Algunos de los derechos de los que disfrutamos, como el de cita, el de copia privada o el que permite a la ONCE hacer copias en braille de todo el material impreso en España sin solicitar permiso previo son, por tanto, «límites» según la
teoría del derecho de autor. ¿Límites? Claro que sí, del mismo modo que las puertas y ventanas son límites a la capacidad de contención de las paredes, y que el derecho a circular libremente es un límite a la potestad de la policía para encarcelar a las personas (por nuestra seguridad, tengámoslo claro).

 

En su novela 1984, George Orwell llamó doublespeak, o «habla doble», a esta capacidad de usar palabras para decir lo contrario que significan. Este mismo fenómeno de doublespeak es el que se manifiesta cuando los fabricantes de hardware se alían con los productores de contenidos para añadir a sus productos algo llamado DRM (Digital Rights Management). Lo llaman «Gestión de Derechos Digitales» y también, en el entorno informático, «Computación Fiable». En realidad, debería llamase «Gestión de Restricciones Digitales» o «Computación desconfiada », porque el DRM consiste en fabricar aparatos que no se fían de sus usuarios.

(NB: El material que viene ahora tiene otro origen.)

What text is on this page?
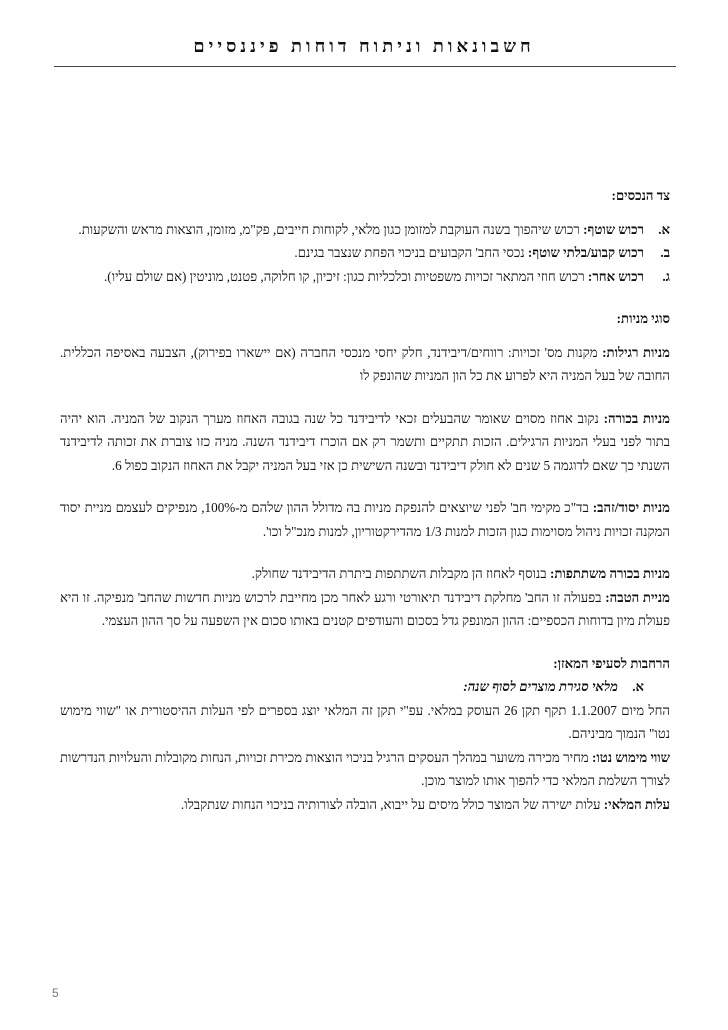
חשבונאות וניתוח דוחות פיננסיים

צד הנכסים:

א.
רכוש שוטף: רכוש שיהפוך בשנה העוקבת למזומן כגון מלאי, לקוחות חייבים, פק"מ, מזומן, הוצאות מראש והשקעות.
ב.
רכוש קבוע/בלתי שוטף: נכסי החב' הקבועים בניכוי הפחת שנצבר בגינם.
ג.
רכוש אחר: רכוש חוזי המתאר זכויות משפטיות וכלכליות כגון: זיכיון, קו חלוקה, פטנט, מוניטין (אם שולם עליו).

סוגי מניות:

מניות רגילות: מקנות מס' זכויות: רווחים/דיבידנד, חלק יחסי מנכסי החברה (אם יישארו בפירוק), הצבעה באסיפה הכללית. החובה של בעל המניה היא לפרוע את כל הון המניות שהונפק לו

מניות בכורה: נקוב אחוז מסוים שאומר שהבעלים זכאי לדיבידנד כל שנה בגובה האחוז מערך הנקוב של המניה. הוא יהיה בתור לפני בעלי המניות הרגילים. הזכות תתקיים ותשמר רק אם הוכרז דיבידנד השנה. מניה כזו צוברת את זכותה לדיבידנד השנתי כך שאם לדוגמה 5 שנים לא חולק דיבידנד ובשנה השישית כן אזי בעל המניה יקבל את האחוז הנקוב כפול 6.

מניות יסוד/זהב: בד"כ מקימי חב' לפני שיוצאים להנפקת מניות בה מדולל ההון שלהם מ-100%, מנפיקים לעצמם מניית יסוד המקנה זכויות ניהול מסוימות כגון הזכות למנות 1/3 מהדירקטוריון, למנות מנכ"ל וכו'.

מניות בכורה משתתפות: בנוסף לאחוז הן מקבלות השתתפות ביתרת הדיבידנד שחולק.

מניית הטבה: בפעולה זו החב' מחלקת דיבידנד תיאורטי ורגע לאחר מכן מחייבת לרכוש מניות חדשות שהחב' מנפיקה. זו היא פעולת מיון בדוחות הכספיים: ההון המונפק גדל בסכום והעודפים קטנים באותו סכום אין השפעה על סך ההון העצמי.

הרחבות לסעיפי המאזן:

א.
מלאי סגירת מוצרים לסוף שנה:

החל מיום 1.1.2007 תקף תקן 26 העוסק במלאי. עפ"י תקן זה המלאי יוצג בספרים לפי העלות ההיסטורית או "שווי מימוש נטו" הנמוך מביניהם.

שווי מימוש נטו: מחיר מכירה משוער במהלך העסקים הרגיל בניכוי הוצאות מכירת זכויות, הנחות מקובלות והעלויות הנדרשות לצורך השלמת המלאי כדי להפוך אותו למוצר מוכן.

עלות המלאי: עלות ישירה של המוצר כולל מיסים על ייבוא, הובלה לצורותיה בניכוי הנחות שנתקבלו.

5
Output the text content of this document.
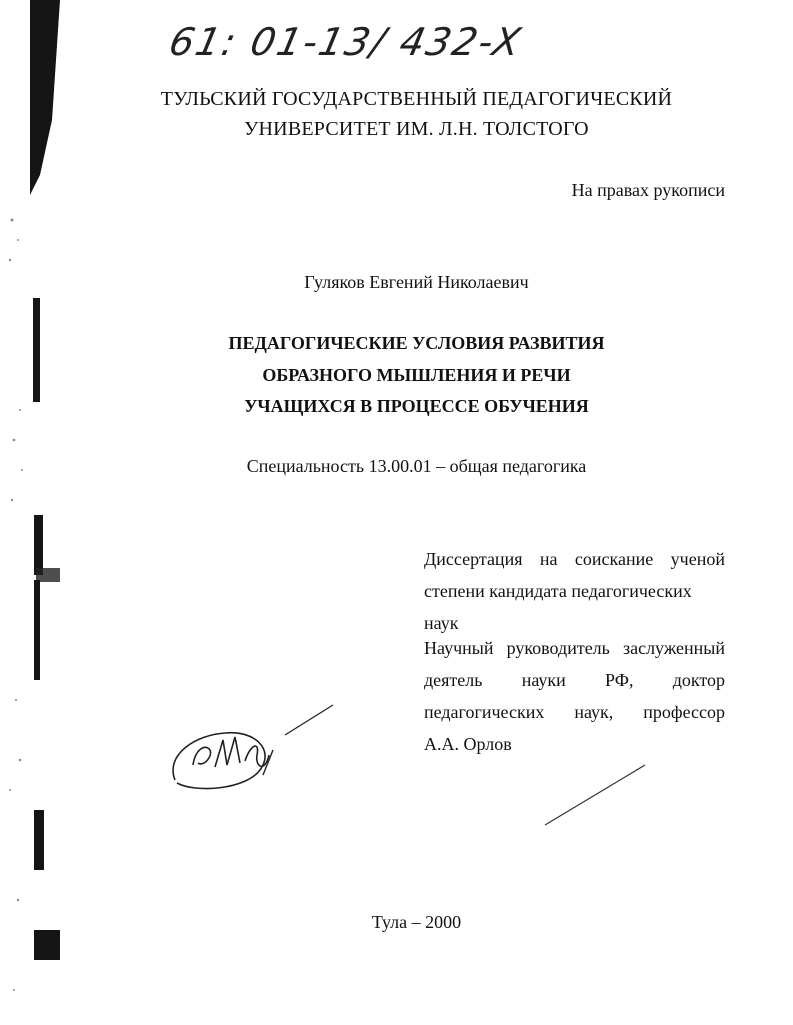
61: 01-13/ 432-X
ТУЛЬСКИЙ ГОСУДАРСТВЕННЫЙ ПЕДАГОГИЧЕСКИЙ
УНИВЕРСИТЕТ ИМ. Л.Н. ТОЛСТОГО
На правах рукописи
Гуляков Евгений Николаевич
ПЕДАГОГИЧЕСКИЕ УСЛОВИЯ РАЗВИТИЯ
ОБРАЗНОГО МЫШЛЕНИЯ И РЕЧИ
УЧАЩИХСЯ В ПРОЦЕССЕ ОБУЧЕНИЯ
Специальность 13.00.01 – общая педагогика
Диссертация на соискание ученой
степени кандидата педагогических наук
Научный руководитель заслуженный
деятель науки РФ, доктор
педагогических наук, профессор
А.А. Орлов
Тула – 2000
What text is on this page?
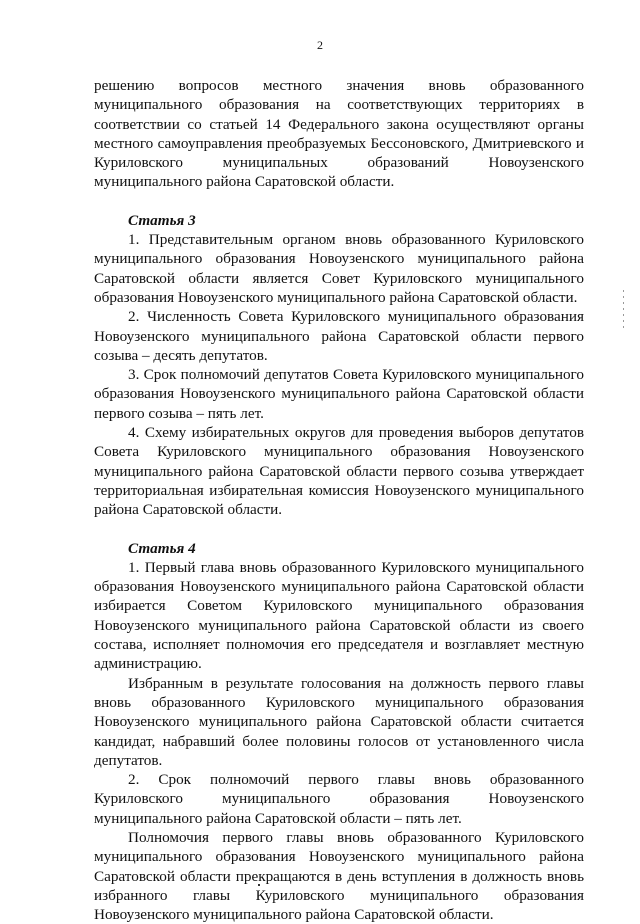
2

решению вопросов местного значения вновь образованного муниципального образования на соответствующих территориях в соответствии со статьей 14 Федерального закона осуществляют органы местного самоуправления преобразуемых Бессоновского, Дмитриевского и Куриловского муниципальных образований Новоузенского муниципального района Саратовской области.

Статья 3

1. Представительным органом вновь образованного Куриловского муниципального образования Новоузенского муниципального района Саратовской области является Совет Куриловского муниципального образования Новоузенского муниципального района Саратовской области.

2. Численность Совета Куриловского муниципального образования Новоузенского муниципального района Саратовской области первого созыва – десять депутатов.

3. Срок полномочий депутатов Совета Куриловского муниципального образования Новоузенского муниципального района Саратовской области первого созыва – пять лет.

4. Схему избирательных округов для проведения выборов депутатов Совета Куриловского муниципального образования Новоузенского муниципального района Саратовской области первого созыва утверждает территориальная избирательная комиссия Новоузенского муниципального района Саратовской области.

Статья 4

1. Первый глава вновь образованного Куриловского муниципального образования Новоузенского муниципального района Саратовской области избирается Советом Куриловского муниципального образования Новоузенского муниципального района Саратовской области из своего состава, исполняет полномочия его председателя и возглавляет местную администрацию.

Избранным в результате голосования на должность первого главы вновь образованного Куриловского муниципального образования Новоузенского муниципального района Саратовской области считается кандидат, набравший более половины голосов от установленного числа депутатов.

2. Срок полномочий первого главы вновь образованного Куриловского муниципального образования Новоузенского муниципального района Саратовской области – пять лет.

Полномочия первого главы вновь образованного Куриловского муниципального образования Новоузенского муниципального района Саратовской области прекращаются в день вступления в должность вновь избранного главы Куриловского муниципального образования Новоузенского муниципального района Саратовской области.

Como dice Cory Doctorow, co-editor de Boing Boing, nadie se levanta por la mañana deseando que sus aparatos hagan menos de lo que hacen. Y, sin embargo, esto es lo que hace el DRM: generar trabas arbitrarias para beneficio de unos pocos (productores de contenidos audiovisuales e interactivos) y en detrimento de muchos (el conjunto de ciudadanos). Siempre, por supuesto, en nombre de «los artistas» y «la cultura».

 

En la práctica, el DRM sirve para muchas otras cosas: evitar la libre circulación de mercancías (la codificación por región de los DVD y videojuegos), apoyar la discriminación por precios (de nuevo la codificación por región), impedir derechos como la copia privada y la recopilación con propósitos docentes, y sus efectos colaterales, que llegan a lo que el profesor Edward Felten llama «prohibir las matemáticas». Y es que, si se puede prohibir la publicación de un algoritmo sólo porque podría valer para copiar un DVD, esa prohibición afecta también al derecho a la libre expresión y a la investigación científica.

 

De hecho, y ésta también es una paradoja, para lo único que no vale el DRM es para impedir la copia de material supuestamente «protegido». Como dice el experto en seguridad Bruce Schneier, «hacer información que no sea copiable es como hacer agua que no moje». Un estado en libertad se define porque se permite todo lo que no está explícitamente prohibido. En una dictadura, por el contrario, está prohibido todo lo que no está explícitamente permitido.

 

El acceso a la cultura es un derecho constitucional, tanto o más que el de autor, y sin embargo nuestros gobernantes siguen endureciendo las condiciones de nuestra legislación, apoyando el dedo en uno de los dos lados de la balanza, mientras afirman que están buscando un «equilibrio» entre los derechos de unos y otros.

 

Examinen ustedes nuestros modelos de derecho de autor y de «protecciones tecnológicas» y díganse si les parece que existe tal «equilibrio». Aunque a lo mejor todo se arregla si redefinimos la palabra equilibrio, igual que ya estamos redefiniendo «derechos» y «límites».